Vuk Vulikić

No. 7 – Szedeák
- Position: Point guard
- League: Nemzeti Bajnokság I/A

Personal information
- Born: 7 March 1999 (age 26) Belgrade, Serbia, FR Yugoslavia
- Nationality: Serbian
- Listed height: 1.94 m (6 ft 4 in)
- Listed weight: 90 kg (198 lb)

Career information
- College: UTEP (2020–2021) UC San Diego (2021–2023)
- Playing career: 2016–present

Career history
- 2016–2020: Dynamic BG
- 2023–2024: Mladost Zemun
- 2024–2025: CS Dinamo București
- 2025–present: Szedeák

= Vuk Vulikić =

Serbian basketball player

Vuk Vulikić (Вук Вуликић; born 7 March 1999) is a Serbian basketball player for Szedeák of the Nemzeti Bajnokság I/A.

== Early career ==
Vulikić played basketball for youth systems of Mondo Basket, Zemun (2011–2015), and Vizura Shark (2015–16) in his hometown.

== College career ==
In July 2020, Vulikić committed to play basketball for the UTEP Miners.

== Professional career ==
In 2016, Vulikić joined Dynamic BG. He left Dynamic BG in July 2020 to play college basketball in the NCAA's Division I at UCSD.

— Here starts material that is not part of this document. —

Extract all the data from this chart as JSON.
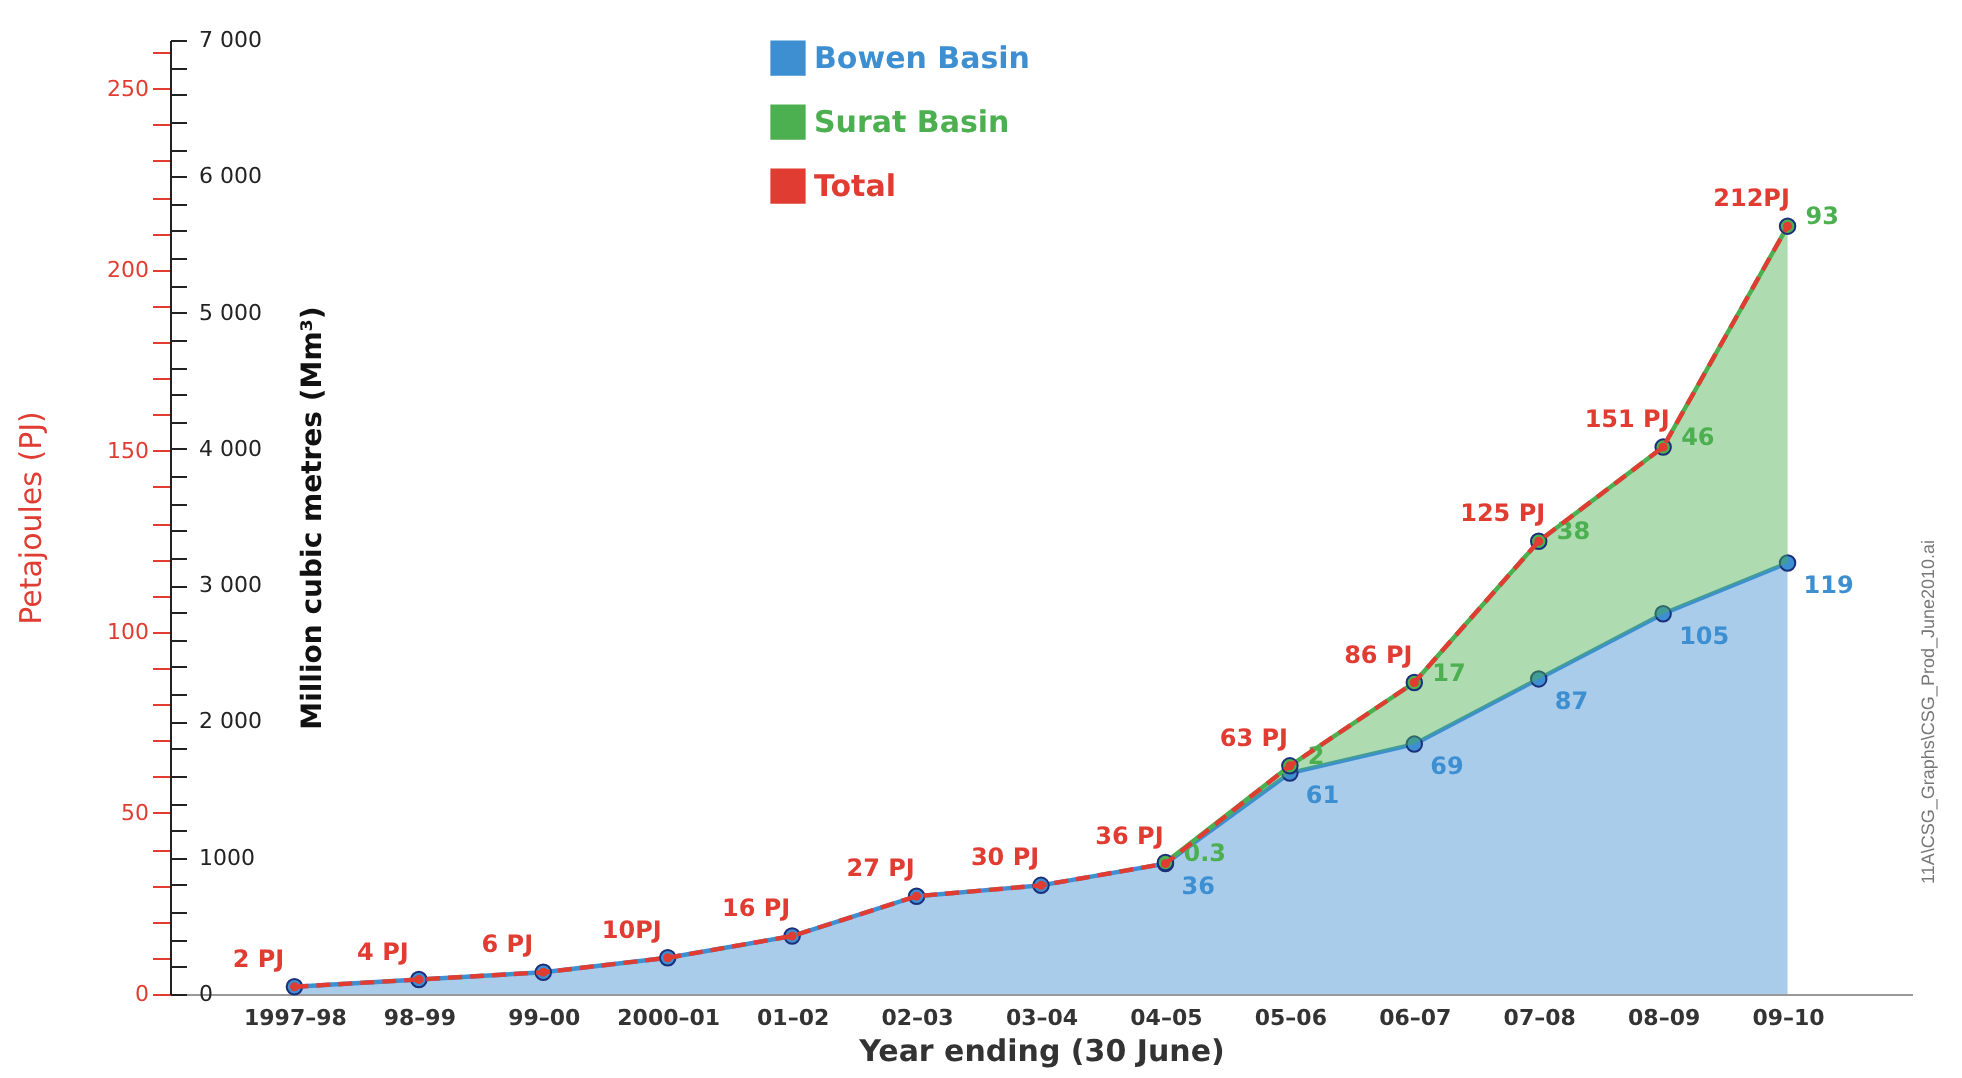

== National team career ==
Vulikić was a member of the Serbian U-18 national basketball team that won the gold medal at the 2017 FIBA Europe Under-18 Championship. Over seven tournament games, he averaged 6.0 points, 3.0 rebounds and 4.9 assists per game. Also, he was a member of the Serbian U-16 national basketball team that participated at the 2015 FIBA Europe Under-16 Championship. Vulikić was a member of the Serbian under-20 team that finished 15th at the 2019 FIBA U20 European Championship in Tel Aviv, Israel. Over seven tournament games, he averaged 6.9 points, 2.0 rebounds, and 2.1 assists per game.